Using the author's words to support a students words requires some skill at first but ultimately it makes for a very strong writer. It is also a common core standard so that makes it kind of important too ha!
The point I like to drive home it that what you have to say is really good. BUT when what you say is supported by what the author says (a credible source) it makes your writing/argument/topic much stronger!
Here are the two biggest problems I noticed when introducing using evidence from the text with direct quotes & how I fixed them.
1. The quotes made no sense
I think some students get a little overwhelmed with having to not only write an essay but also pick out and cite quotes.
Evidence from the text has to make sense to the students writing so picking quality quotes is more important to me than the quantity of quotes.
How I fixed it- During the brainstorming process students are required to pick out the quotes they would like to use in their essay. I usually had them make a web surrounding the quote with their explanation. If their explanation and quote didn't belong in the web together, then it wasn't the right piece of evidence for their essay.
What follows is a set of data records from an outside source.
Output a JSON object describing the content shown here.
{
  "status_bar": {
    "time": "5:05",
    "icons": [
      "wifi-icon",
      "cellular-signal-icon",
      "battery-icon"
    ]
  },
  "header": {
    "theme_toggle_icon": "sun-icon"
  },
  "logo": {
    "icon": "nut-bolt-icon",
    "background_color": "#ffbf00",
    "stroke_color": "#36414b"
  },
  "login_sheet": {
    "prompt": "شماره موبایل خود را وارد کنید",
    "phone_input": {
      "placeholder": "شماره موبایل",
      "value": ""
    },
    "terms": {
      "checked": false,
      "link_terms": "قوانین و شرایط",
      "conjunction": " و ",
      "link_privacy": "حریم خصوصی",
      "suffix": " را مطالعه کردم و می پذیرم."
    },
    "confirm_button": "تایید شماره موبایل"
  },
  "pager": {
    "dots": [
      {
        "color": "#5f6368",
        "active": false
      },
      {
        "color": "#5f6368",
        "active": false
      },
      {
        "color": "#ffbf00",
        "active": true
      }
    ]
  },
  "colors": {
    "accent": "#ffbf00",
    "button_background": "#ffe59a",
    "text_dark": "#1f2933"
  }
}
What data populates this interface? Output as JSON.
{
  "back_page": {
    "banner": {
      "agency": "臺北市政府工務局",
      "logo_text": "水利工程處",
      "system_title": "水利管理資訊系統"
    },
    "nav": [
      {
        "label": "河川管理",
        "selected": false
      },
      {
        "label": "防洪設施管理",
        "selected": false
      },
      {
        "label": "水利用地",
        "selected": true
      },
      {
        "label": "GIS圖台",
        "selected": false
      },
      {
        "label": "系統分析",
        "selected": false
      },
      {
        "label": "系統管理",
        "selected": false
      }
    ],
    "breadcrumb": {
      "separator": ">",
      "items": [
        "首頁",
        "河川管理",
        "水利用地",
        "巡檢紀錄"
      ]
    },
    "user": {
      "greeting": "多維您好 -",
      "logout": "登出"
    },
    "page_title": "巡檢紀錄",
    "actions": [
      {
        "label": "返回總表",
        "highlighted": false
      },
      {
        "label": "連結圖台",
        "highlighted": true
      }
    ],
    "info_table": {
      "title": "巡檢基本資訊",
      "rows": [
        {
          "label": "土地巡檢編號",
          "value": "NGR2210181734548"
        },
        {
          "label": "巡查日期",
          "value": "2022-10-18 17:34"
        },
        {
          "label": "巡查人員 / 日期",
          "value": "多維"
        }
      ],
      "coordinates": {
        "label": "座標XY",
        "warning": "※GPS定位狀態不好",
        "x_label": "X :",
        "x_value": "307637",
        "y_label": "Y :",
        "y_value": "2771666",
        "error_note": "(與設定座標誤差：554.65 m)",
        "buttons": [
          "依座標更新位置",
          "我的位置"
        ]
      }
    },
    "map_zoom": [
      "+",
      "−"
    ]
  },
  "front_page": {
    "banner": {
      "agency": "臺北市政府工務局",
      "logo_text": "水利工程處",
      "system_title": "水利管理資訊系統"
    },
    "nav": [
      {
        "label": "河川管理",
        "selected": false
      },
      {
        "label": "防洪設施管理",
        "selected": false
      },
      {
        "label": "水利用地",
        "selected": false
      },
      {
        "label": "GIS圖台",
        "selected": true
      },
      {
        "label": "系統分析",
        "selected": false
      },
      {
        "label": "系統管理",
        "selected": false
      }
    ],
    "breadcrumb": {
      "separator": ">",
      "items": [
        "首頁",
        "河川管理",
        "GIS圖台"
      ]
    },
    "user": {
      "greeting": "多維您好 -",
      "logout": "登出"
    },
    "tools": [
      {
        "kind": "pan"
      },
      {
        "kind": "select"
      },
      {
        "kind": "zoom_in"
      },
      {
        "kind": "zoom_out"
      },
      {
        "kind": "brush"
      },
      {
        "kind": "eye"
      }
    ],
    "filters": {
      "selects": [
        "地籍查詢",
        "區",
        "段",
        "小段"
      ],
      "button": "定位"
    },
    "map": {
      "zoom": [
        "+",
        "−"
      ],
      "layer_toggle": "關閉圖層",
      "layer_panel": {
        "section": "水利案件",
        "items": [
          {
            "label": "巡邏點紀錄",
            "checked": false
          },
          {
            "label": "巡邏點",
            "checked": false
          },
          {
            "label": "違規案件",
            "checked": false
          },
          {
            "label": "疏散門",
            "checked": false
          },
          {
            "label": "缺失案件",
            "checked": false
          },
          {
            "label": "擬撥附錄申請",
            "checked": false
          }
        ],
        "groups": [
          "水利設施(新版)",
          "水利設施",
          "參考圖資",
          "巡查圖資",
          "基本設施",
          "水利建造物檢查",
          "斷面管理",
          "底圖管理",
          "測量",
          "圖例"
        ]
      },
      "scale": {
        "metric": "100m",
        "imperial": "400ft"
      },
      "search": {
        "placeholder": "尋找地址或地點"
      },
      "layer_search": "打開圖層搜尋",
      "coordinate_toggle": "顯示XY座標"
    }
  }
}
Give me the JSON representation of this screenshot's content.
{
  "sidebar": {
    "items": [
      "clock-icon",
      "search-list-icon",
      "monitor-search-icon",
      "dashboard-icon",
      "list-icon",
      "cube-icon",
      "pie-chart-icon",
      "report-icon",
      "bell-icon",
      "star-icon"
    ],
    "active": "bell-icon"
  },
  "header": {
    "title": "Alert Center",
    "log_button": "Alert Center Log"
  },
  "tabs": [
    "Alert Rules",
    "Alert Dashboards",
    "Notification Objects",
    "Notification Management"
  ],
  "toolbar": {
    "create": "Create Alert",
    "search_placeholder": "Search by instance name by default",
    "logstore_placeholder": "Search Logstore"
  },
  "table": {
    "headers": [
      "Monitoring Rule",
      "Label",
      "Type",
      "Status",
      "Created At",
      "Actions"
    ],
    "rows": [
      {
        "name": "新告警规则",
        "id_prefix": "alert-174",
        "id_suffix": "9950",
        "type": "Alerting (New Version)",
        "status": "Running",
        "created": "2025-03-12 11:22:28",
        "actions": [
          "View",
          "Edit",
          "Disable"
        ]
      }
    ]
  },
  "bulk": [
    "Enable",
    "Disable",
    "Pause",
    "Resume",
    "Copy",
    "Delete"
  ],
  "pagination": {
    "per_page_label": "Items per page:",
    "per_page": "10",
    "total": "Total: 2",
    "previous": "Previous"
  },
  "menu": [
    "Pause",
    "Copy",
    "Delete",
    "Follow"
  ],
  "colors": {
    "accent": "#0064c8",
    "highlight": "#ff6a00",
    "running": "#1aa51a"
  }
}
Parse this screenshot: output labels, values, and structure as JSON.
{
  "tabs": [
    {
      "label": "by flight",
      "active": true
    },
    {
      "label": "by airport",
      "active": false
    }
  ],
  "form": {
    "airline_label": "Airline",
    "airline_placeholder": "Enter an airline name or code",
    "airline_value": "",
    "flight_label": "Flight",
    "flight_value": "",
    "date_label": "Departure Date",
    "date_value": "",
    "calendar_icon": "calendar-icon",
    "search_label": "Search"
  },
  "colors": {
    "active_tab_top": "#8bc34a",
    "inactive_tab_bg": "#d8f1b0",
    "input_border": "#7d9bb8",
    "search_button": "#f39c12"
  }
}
The web made it very apparent to them.
2. They didn't cite correctly
This is a big one because if they don't cite correctly, they are just stealing the author's words.
How I fixed it- I created a detailed lesson showing them how to use a quote in their essay and then we practiced over and over and over again on white boards (white boards are magic aren't they?!?). Each morning when they came in the room, I had a question ready for them to answer based on the novel they were reading. They provided an answer to the question using a direct quote. We did it together at first, then as individuals where we shared good and poor answers as a class, and then we moved to checking them with partners. Finally I had a few "expert" quote masters who walked around the room helping the rest of the students.
We spent TWO WEEKS on this. Yes, that is a lot of time. But they sure were masters after that. When it came to end of the year testing/assessments, they were pros!